The results show that predictive modeling of synthetic zeolites, a technique pioneered by Rice bioengineer Michael Deem, is highly effective and can help solve some of the most challenging problems facing industries that require efficient ways to separate or catalyze materials.
Deem is co-author of a new study led by University of Minnesota chemist Ilja Siepmann that appeared this week in Nature Communications. Siepmann is director of the Minnesota-based Nanoporous Materials Genome Center, of which Deem is a member.
Zeolites are molecular sieves, nanoscale particles with channels and pores that can sort, filter, trap and chemically process materials as well as catalyze chemical reactions. They are used in many household products like powdered detergent, cat litter, desiccants and other absorbents. There are about 50 natural zeolites, but in 2011 Deem and his students identified more than 2.6 million zeolite structures that could possibly be synthesized.
The immense number of possible zeolites makes trial-and-error development nearly impossible. So the successful identification of purpose-built zeolites for two applications is a valuable proof-of-concept for the algorithm, which Deem said has the power to accelerate the pace of materials discovery.
Deem suggested petroleum as a target for the Minnesota team. “Refining and reforming petroleum is largely done with zeolites, and in this study we addressed catalytic hydroisomerization by zeolites to produce slightly branched, high-viscosity products,” he said. The petroleum industry would see significant benefits from materials that improve chemical processes in the refining of crude oil, extending supplies and reducing costs, he said.
The candidate zeolites have yet to be synthesized, but the ability to screen millions of possibilities down to just a few with the right structures, pore sizes and chemical reactivity is a major accomplishment, Deem said.
“Now that the database has been screened for zeolites with these catalytic reforming properties, the materials we found become very interesting targets for synthesis,” he said. “We’re looking for materials that have interesting properties, and that’s what we have achieved here.”

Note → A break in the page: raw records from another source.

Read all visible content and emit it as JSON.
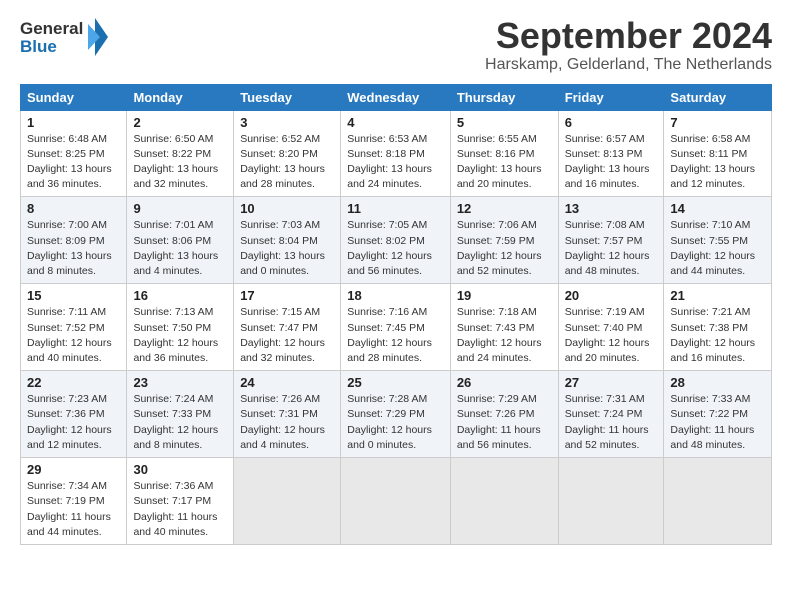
{
  "header": {
    "logo_general": "General",
    "logo_blue": "Blue",
    "title": "September 2024",
    "subtitle": "Harskamp, Gelderland, The Netherlands"
  },
  "weekdays": [
    "Sunday",
    "Monday",
    "Tuesday",
    "Wednesday",
    "Thursday",
    "Friday",
    "Saturday"
  ],
  "weeks": [
    [
      {
        "day": "1",
        "sunrise": "Sunrise: 6:48 AM",
        "sunset": "Sunset: 8:25 PM",
        "daylight": "Daylight: 13 hours and 36 minutes."
      },
      {
        "day": "2",
        "sunrise": "Sunrise: 6:50 AM",
        "sunset": "Sunset: 8:22 PM",
        "daylight": "Daylight: 13 hours and 32 minutes."
      },
      {
        "day": "3",
        "sunrise": "Sunrise: 6:52 AM",
        "sunset": "Sunset: 8:20 PM",
        "daylight": "Daylight: 13 hours and 28 minutes."
      },
      {
        "day": "4",
        "sunrise": "Sunrise: 6:53 AM",
        "sunset": "Sunset: 8:18 PM",
        "daylight": "Daylight: 13 hours and 24 minutes."
      },
      {
        "day": "5",
        "sunrise": "Sunrise: 6:55 AM",
        "sunset": "Sunset: 8:16 PM",
        "daylight": "Daylight: 13 hours and 20 minutes."
      },
      {
        "day": "6",
        "sunrise": "Sunrise: 6:57 AM",
        "sunset": "Sunset: 8:13 PM",
        "daylight": "Daylight: 13 hours and 16 minutes."
      },
      {
        "day": "7",
        "sunrise": "Sunrise: 6:58 AM",
        "sunset": "Sunset: 8:11 PM",
        "daylight": "Daylight: 13 hours and 12 minutes."
      }
    ],
    [
      {
        "day": "8",
        "sunrise": "Sunrise: 7:00 AM",
        "sunset": "Sunset: 8:09 PM",
        "daylight": "Daylight: 13 hours and 8 minutes."
      },
      {
        "day": "9",
        "sunrise": "Sunrise: 7:01 AM",
        "sunset": "Sunset: 8:06 PM",
        "daylight": "Daylight: 13 hours and 4 minutes."
      },
      {
        "day": "10",
        "sunrise": "Sunrise: 7:03 AM",
        "sunset": "Sunset: 8:04 PM",
        "daylight": "Daylight: 13 hours and 0 minutes."
      },
      {
        "day": "11",
        "sunrise": "Sunrise: 7:05 AM",
        "sunset": "Sunset: 8:02 PM",
        "daylight": "Daylight: 12 hours and 56 minutes."
      },
      {
        "day": "12",
        "sunrise": "Sunrise: 7:06 AM",
        "sunset": "Sunset: 7:59 PM",
        "daylight": "Daylight: 12 hours and 52 minutes."
      },
      {
        "day": "13",
        "sunrise": "Sunrise: 7:08 AM",
        "sunset": "Sunset: 7:57 PM",
        "daylight": "Daylight: 12 hours and 48 minutes."
      },
      {
        "day": "14",
        "sunrise": "Sunrise: 7:10 AM",
        "sunset": "Sunset: 7:55 PM",
        "daylight": "Daylight: 12 hours and 44 minutes."
      }
    ],
    [
      {
        "day": "15",
        "sunrise": "Sunrise: 7:11 AM",
        "sunset": "Sunset: 7:52 PM",
        "daylight": "Daylight: 12 hours and 40 minutes."
      },
      {
        "day": "16",
        "sunrise": "Sunrise: 7:13 AM",
        "sunset": "Sunset: 7:50 PM",
        "daylight": "Daylight: 12 hours and 36 minutes."
      },
      {
        "day": "17",
        "sunrise": "Sunrise: 7:15 AM",
        "sunset": "Sunset: 7:47 PM",
        "daylight": "Daylight: 12 hours and 32 minutes."
      },
      {
        "day": "18",
        "sunrise": "Sunrise: 7:16 AM",
        "sunset": "Sunset: 7:45 PM",
        "daylight": "Daylight: 12 hours and 28 minutes."
      },
      {
        "day": "19",
        "sunrise": "Sunrise: 7:18 AM",
        "sunset": "Sunset: 7:43 PM",
        "daylight": "Daylight: 12 hours and 24 minutes."
      },
      {
        "day": "20",
        "sunrise": "Sunrise: 7:19 AM",
        "sunset": "Sunset: 7:40 PM",
        "daylight": "Daylight: 12 hours and 20 minutes."
      },
      {
        "day": "21",
        "sunrise": "Sunrise: 7:21 AM",
        "sunset": "Sunset: 7:38 PM",
        "daylight": "Daylight: 12 hours and 16 minutes."
      }
    ],
    [
      {
        "day": "22",
        "sunrise": "Sunrise: 7:23 AM",
        "sunset": "Sunset: 7:36 PM",
        "daylight": "Daylight: 12 hours and 12 minutes."
      },
      {
        "day": "23",
        "sunrise": "Sunrise: 7:24 AM",
        "sunset": "Sunset: 7:33 PM",
        "daylight": "Daylight: 12 hours and 8 minutes."
      },
      {
        "day": "24",
        "sunrise": "Sunrise: 7:26 AM",
        "sunset": "Sunset: 7:31 PM",
        "daylight": "Daylight: 12 hours and 4 minutes."
      },
      {
        "day": "25",
        "sunrise": "Sunrise: 7:28 AM",
        "sunset": "Sunset: 7:29 PM",
        "daylight": "Daylight: 12 hours and 0 minutes."
      },
      {
        "day": "26",
        "sunrise": "Sunrise: 7:29 AM",
        "sunset": "Sunset: 7:26 PM",
        "daylight": "Daylight: 11 hours and 56 minutes."
      },
      {
        "day": "27",
        "sunrise": "Sunrise: 7:31 AM",
        "sunset": "Sunset: 7:24 PM",
        "daylight": "Daylight: 11 hours and 52 minutes."
      },
      {
        "day": "28",
        "sunrise": "Sunrise: 7:33 AM",
        "sunset": "Sunset: 7:22 PM",
        "daylight": "Daylight: 11 hours and 48 minutes."
      }
    ],
    [
      {
        "day": "29",
        "sunrise": "Sunrise: 7:34 AM",
        "sunset": "Sunset: 7:19 PM",
        "daylight": "Daylight: 11 hours and 44 minutes."
      },
      {
        "day": "30",
        "sunrise": "Sunrise: 7:36 AM",
        "sunset": "Sunset: 7:17 PM",
        "daylight": "Daylight: 11 hours and 40 minutes."
      },
      null,
      null,
      null,
      null,
      null
    ]
  ]
}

The Rice algorithm also suggests paths to synthesis of predicted zeolites. “The next step is to design templates to make these materials,” Deem said.
Calculating the structures required serious computing power. The team used up to 800,000 processors on Mira, a supercomputer at Argonne National Laboratory, to tackle the problem. ”We were able to use our computer algorithms to compress about 50 years of research in the lab into a total of about a day’s worth of computing,” Siepmann said.
The resulting zeolites attack two complex issues. Current ethanol production is a multistep process involving fermentation of biomass. One of the last steps involves the separation of ethanol from water, and the researchers found an all-silica zeolite with pores and channels that accommodate ethanol molecules but shun hydrogen bonding with water molecules.
The second zeolite would improve the process of separating linear long-chain and short, branched hydrocarbons called alkanes, which affect the pour point and viscosity of lubricants and other petroleum products. Defining appropriate sorbents and catalysts for all of the complex mixtures involved in creating these products has been “an intractable problem,” the researchers wrote.
Deem noted that labs create about five synthetic zeolites a year without resorting to the algorithm, but inevitably they are among zeolites predicted by it. “Basically, that says the heretofore unknown structures in our database, at least some of them, are synthesizable. We predicted them and they can be made,” he said.
Co-authors of the new study are Pent Bai, Mi Young Jeon, Limin Ren and Michael Tsapatsis of the University of Minnesota, and Chris Knight of Argonne National Laboratory. Siepmann is the Distinguished McKnight University Professor and Distinguished Teaching Professor and the Merck Professor of Chemistry at the University of Minnesota. Deem is chair of Rice’s Department of Bioengineering, the John W. Cox Professor of Biochemical and Genetic Engineering and a professor of physics and astronomy.
The Department of Energy Office of Basic Energy Sciences, Division of Chemical Sciences, Geosciences and Biosciences, supported the research.